引きつりそうになるのをこらえて、戦斧を振り落し、それを真っ二つに割ったと思ったが、まるで陽炎のように掻き消える。

「なに!!」
「残像ですわ」

棟梁が驚愕した瞬間、ひどく冷めた琴美の声が耳を打つ。
次の瞬間、背後に回り込んだ琴美の研ぎ澄まされたクナイの刃が弧を描いて、棟梁の首筋に振り落された。
滑らかに、まるで鞘におさまるかのごとく、棟梁の首を貫き、切り裂く。
ガハッと苦しげに息を吐き出し、そのまま全身を震わせて、棟梁はぐらりと床に倒れ伏し、数度大きく身体を震わせた後、完全に動かなくなった。

「任務……完了ですわ」

感情のない声で琴美はつぶやくと、バタバタと大騒ぎしながら、駆けてくる足音に背を向け、ぽっかりと口を開けるダストシューターに滑り込んだ。
それと同時に飛び込んできた部下たちは息絶えた棟梁の姿を見つけ、大混乱に陥り、侵入者にして暗殺者を捕える時間を無為に過ごしたのだった。


「今回はご苦労だったな、水嶋」

いつもの執務室で本件の報告を受けた上官は胸に苦い物を覚えながらも、琴美をねぎらう。
正直なところ、琴美に暗殺などという裏の仕事を命じるのは気が引けた。
特務機動課のトップ、というだけでなく、最高の腕を持つ彼女に裏の仕事は似合わないと思ったからだ。
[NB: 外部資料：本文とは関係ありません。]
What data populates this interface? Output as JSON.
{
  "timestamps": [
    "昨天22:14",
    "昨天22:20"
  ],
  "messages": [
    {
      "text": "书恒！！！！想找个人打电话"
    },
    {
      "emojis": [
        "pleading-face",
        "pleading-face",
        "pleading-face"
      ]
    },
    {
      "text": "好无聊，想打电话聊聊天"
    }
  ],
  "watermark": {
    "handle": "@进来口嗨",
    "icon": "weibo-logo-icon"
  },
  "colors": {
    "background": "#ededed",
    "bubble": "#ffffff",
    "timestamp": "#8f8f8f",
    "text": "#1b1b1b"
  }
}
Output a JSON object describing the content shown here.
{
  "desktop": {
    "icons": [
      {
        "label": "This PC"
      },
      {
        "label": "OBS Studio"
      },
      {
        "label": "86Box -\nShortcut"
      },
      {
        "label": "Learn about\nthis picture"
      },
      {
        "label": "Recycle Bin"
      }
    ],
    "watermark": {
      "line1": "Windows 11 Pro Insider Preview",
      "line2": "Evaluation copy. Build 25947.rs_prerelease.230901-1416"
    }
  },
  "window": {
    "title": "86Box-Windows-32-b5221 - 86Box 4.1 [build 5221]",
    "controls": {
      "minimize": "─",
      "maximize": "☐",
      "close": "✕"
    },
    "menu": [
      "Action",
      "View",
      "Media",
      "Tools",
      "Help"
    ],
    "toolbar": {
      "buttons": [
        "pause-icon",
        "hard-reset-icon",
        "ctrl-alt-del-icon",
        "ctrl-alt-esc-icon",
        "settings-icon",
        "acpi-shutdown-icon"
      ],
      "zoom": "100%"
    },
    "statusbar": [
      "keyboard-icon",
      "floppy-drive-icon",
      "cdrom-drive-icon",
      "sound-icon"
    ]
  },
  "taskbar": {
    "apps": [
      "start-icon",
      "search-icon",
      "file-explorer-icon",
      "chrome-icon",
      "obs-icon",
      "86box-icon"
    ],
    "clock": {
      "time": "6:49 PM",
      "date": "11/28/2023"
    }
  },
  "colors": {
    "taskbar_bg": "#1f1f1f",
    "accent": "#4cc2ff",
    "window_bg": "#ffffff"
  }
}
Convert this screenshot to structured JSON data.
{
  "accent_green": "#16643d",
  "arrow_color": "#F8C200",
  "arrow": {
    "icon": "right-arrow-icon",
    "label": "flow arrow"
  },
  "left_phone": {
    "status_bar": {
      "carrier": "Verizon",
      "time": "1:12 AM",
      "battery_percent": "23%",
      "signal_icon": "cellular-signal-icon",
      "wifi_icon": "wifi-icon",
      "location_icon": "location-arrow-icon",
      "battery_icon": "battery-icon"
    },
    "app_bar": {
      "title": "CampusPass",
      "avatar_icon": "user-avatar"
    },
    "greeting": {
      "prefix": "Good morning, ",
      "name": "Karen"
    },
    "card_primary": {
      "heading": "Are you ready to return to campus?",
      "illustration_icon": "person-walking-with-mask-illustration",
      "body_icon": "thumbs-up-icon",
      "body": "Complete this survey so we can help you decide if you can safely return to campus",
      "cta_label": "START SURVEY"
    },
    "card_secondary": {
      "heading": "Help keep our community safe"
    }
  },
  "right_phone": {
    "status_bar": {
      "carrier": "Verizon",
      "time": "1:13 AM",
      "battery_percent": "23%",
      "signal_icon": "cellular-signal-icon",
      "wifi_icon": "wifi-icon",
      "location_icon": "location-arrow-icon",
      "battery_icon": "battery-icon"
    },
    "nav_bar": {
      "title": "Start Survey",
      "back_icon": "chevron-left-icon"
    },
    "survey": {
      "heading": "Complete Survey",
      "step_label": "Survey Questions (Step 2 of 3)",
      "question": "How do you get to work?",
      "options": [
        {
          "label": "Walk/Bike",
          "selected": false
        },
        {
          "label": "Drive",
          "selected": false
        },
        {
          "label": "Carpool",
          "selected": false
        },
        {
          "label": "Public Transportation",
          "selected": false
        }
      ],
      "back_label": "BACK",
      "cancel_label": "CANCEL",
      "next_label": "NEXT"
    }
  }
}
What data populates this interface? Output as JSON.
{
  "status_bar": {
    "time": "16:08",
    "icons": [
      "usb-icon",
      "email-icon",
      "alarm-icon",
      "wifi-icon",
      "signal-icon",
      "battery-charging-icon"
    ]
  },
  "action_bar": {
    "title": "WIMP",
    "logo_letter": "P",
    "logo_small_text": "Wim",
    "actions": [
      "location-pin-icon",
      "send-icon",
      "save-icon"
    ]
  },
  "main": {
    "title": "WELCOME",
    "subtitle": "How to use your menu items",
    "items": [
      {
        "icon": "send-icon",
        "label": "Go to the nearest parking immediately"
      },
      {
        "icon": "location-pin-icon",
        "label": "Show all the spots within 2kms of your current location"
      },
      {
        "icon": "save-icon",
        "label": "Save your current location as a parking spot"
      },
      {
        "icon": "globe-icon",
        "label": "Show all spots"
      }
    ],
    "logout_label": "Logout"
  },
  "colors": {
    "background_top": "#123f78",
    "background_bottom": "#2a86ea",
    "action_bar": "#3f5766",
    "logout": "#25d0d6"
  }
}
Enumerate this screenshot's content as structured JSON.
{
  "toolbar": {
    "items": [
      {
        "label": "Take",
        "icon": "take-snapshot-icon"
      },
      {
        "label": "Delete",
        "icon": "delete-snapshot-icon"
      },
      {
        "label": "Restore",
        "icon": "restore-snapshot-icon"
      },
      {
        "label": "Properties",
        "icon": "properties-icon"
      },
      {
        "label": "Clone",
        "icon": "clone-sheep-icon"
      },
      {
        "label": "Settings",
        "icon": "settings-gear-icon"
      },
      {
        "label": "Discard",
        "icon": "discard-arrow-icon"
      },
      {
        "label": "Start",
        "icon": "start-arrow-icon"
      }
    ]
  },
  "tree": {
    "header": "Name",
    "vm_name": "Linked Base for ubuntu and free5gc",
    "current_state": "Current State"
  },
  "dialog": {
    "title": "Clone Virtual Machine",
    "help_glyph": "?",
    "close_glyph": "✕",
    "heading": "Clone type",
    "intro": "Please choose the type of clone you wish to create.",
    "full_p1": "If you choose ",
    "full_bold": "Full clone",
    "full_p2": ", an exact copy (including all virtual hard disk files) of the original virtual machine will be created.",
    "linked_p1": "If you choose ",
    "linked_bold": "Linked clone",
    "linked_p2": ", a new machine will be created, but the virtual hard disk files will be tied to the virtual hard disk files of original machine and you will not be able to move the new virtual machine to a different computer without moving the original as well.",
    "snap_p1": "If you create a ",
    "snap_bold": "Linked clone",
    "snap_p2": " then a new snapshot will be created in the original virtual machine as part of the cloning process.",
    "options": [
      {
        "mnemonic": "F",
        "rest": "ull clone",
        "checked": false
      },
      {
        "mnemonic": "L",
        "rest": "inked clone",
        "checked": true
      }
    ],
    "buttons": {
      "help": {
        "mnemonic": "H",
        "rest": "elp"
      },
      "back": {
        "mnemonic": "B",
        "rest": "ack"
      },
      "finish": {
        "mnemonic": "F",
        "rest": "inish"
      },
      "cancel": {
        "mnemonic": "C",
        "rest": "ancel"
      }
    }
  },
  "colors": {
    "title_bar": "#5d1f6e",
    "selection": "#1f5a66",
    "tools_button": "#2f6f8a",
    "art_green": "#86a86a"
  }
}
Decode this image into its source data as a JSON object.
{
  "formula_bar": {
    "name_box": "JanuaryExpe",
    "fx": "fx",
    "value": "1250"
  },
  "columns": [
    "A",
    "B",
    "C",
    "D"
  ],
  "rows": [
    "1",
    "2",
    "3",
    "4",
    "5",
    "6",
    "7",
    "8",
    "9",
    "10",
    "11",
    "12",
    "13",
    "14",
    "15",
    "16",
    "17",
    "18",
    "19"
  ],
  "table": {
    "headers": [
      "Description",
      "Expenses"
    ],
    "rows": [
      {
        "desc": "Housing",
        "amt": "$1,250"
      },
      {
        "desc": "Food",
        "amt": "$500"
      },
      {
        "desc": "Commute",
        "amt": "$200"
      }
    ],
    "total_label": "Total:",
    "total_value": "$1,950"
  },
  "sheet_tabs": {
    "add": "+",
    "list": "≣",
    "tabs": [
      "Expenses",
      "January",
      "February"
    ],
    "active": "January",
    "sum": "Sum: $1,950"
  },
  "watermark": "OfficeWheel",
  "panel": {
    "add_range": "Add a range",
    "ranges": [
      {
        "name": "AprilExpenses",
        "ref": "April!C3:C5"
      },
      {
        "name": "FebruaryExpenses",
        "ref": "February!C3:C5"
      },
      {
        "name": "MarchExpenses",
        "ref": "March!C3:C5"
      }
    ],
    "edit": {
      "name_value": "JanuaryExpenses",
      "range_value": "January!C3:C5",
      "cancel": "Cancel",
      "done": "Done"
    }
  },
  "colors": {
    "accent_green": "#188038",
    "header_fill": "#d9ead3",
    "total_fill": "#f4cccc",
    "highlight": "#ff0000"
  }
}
「潜入していた表の企業も無事円満退社できたそうだな。まぁ、お前なら一般企業も引く手あまたか」
「そうでもありませんわ。書類の作成を間違えて、お叱りを受けましたから。こういった潜入捜査も趣が変わって、意欲を持って取り組めましたわ」
「ならば、今度は普通の潜入を命じたいな」
「ご冗談を」

珍しい軽口を叩くと、琴美はにこやかに敬礼をすると部屋を後にするのだった。